Within the catalog sector, personalized and more targeted catalogs continue to be the trend, serving as idea generators that prompt readers to visit catalogers' Websites for more purchasing options.
"Catalogs will increasingly shift from being standalone direct response vehicles to drivers of Internet and in-store purchases," explains Transcontinental's Jensen. "We also anticipate more frequent catalog events with fewer pages, while transactional Websites continue to expand as order hubs."
Catalogers have also faced their share of challenges in 2009, such as the increases in marketing and postage costs, as well as lower than normal response rates and smaller order sizes. Some catalogers responded by reducing press runs, page counts and, in some cases, reducing product pricing to drive more sales volume.
"Catalogers have responded to these challenges by increasing their focus on e-mail marketing, and by reducing gross mail quantities and frequencies," says Andy Bear, director of business development, Marketing Solutions Group, at Worldcolor. "They have also focused more on the scrutiny and analysis of customer demographics and product trends, as well as increases in special offers such as percentage-off coupons and free shipping, etc."
A Moving Target
Another catalog printer, Itasca, IL-based Continental Web Press, reevaluated its mailing and fulfillment part of the business to be in compliance with USPS requirements.
"The various sizes of the catalogs, along with wafer sealing requirements combined with the Intelligent Mail Barcode (IMB), are a lot to put on one's plate all at one time," stresses Ken Field, Continental president and CEO.

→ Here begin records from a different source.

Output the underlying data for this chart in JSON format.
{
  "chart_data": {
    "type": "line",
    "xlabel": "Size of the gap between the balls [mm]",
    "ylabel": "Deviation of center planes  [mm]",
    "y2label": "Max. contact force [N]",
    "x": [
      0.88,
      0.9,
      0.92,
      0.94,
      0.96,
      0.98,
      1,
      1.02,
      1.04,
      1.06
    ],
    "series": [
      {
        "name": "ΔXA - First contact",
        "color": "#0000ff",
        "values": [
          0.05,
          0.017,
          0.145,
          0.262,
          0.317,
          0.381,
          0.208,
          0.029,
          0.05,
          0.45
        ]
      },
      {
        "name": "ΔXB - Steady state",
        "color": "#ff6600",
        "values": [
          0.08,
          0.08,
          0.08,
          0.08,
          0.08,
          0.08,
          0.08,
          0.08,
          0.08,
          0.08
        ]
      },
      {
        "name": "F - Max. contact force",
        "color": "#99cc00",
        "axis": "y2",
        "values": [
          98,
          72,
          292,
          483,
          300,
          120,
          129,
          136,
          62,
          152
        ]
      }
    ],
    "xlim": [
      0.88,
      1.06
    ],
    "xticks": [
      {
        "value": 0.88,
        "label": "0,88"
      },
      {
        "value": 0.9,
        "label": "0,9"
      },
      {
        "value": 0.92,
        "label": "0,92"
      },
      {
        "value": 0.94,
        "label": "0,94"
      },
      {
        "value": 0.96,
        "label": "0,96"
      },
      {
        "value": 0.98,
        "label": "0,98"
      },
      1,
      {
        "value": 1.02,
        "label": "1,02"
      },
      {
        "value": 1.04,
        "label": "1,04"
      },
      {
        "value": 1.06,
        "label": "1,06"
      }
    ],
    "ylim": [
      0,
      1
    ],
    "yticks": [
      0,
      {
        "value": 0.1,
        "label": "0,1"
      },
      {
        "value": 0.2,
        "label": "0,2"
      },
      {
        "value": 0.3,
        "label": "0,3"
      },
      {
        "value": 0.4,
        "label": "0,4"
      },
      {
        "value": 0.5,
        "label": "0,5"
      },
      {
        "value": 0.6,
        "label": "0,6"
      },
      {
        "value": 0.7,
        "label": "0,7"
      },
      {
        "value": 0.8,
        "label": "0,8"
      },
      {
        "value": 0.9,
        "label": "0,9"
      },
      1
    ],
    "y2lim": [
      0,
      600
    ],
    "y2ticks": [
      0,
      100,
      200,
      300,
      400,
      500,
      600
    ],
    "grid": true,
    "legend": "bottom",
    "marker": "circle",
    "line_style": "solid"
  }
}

"We hosted a 'USPS Best Practices Fact Finding Team' in our Walton, KY, facility. The team of USPS engineers spent a week trying to understand just what it is we do and what we will have to do to be in compliance."

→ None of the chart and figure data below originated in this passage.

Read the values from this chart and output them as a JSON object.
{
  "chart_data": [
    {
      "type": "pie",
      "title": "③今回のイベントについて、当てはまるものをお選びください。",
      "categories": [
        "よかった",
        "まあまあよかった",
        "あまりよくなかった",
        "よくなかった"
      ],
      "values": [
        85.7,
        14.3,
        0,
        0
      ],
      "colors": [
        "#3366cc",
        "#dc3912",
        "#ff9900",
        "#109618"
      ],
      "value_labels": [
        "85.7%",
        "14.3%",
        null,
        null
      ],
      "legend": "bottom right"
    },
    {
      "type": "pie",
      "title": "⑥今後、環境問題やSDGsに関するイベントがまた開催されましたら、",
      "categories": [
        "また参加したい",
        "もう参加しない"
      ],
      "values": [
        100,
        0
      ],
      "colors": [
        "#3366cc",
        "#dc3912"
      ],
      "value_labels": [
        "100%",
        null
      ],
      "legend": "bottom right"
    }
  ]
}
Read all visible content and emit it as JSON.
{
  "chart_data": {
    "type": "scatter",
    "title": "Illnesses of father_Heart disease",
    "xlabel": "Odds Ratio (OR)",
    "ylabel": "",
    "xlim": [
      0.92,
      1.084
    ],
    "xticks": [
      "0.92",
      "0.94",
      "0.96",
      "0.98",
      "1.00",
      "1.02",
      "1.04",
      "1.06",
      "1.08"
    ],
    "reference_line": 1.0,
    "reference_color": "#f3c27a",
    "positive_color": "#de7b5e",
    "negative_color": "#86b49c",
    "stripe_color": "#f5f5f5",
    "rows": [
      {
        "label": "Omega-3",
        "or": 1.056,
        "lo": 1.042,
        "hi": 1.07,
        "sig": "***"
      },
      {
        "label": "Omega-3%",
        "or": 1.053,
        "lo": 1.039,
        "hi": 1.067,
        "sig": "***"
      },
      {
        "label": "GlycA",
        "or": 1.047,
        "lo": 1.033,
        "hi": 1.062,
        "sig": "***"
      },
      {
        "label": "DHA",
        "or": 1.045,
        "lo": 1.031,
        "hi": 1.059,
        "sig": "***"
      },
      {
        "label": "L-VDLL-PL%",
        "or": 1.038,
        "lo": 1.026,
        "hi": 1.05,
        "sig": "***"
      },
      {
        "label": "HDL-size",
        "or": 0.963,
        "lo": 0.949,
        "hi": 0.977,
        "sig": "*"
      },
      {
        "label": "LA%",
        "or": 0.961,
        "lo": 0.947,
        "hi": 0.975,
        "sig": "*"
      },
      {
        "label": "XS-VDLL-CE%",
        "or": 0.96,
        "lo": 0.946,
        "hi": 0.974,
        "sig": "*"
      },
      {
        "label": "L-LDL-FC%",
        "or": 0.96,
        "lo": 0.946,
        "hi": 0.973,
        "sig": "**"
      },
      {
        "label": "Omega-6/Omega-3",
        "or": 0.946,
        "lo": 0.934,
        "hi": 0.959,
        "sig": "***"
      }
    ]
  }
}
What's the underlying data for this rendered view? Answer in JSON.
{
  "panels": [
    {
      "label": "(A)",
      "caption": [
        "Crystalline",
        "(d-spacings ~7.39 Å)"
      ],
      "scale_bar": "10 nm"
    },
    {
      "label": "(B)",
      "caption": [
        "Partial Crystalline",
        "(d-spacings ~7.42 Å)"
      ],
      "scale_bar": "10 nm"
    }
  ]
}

An even bigger challenge, he notes, is the capital expenditures required for Continental to be in compliance, and how fast and accurately it is implemented.
While Field sees the trend for smaller, more targeted mailings to continue, he also feels that polybagging multi-product catalogs is also a highly effective solution to offset increased postal costs.
"Even though customers have reduced their frequencies, and use lighter basis weights, the comment I keep hearing is that the levels of the past will not be seen any time soon," Field concludes. PI
Julie Greenbaum is a contributor to Printing Impressions.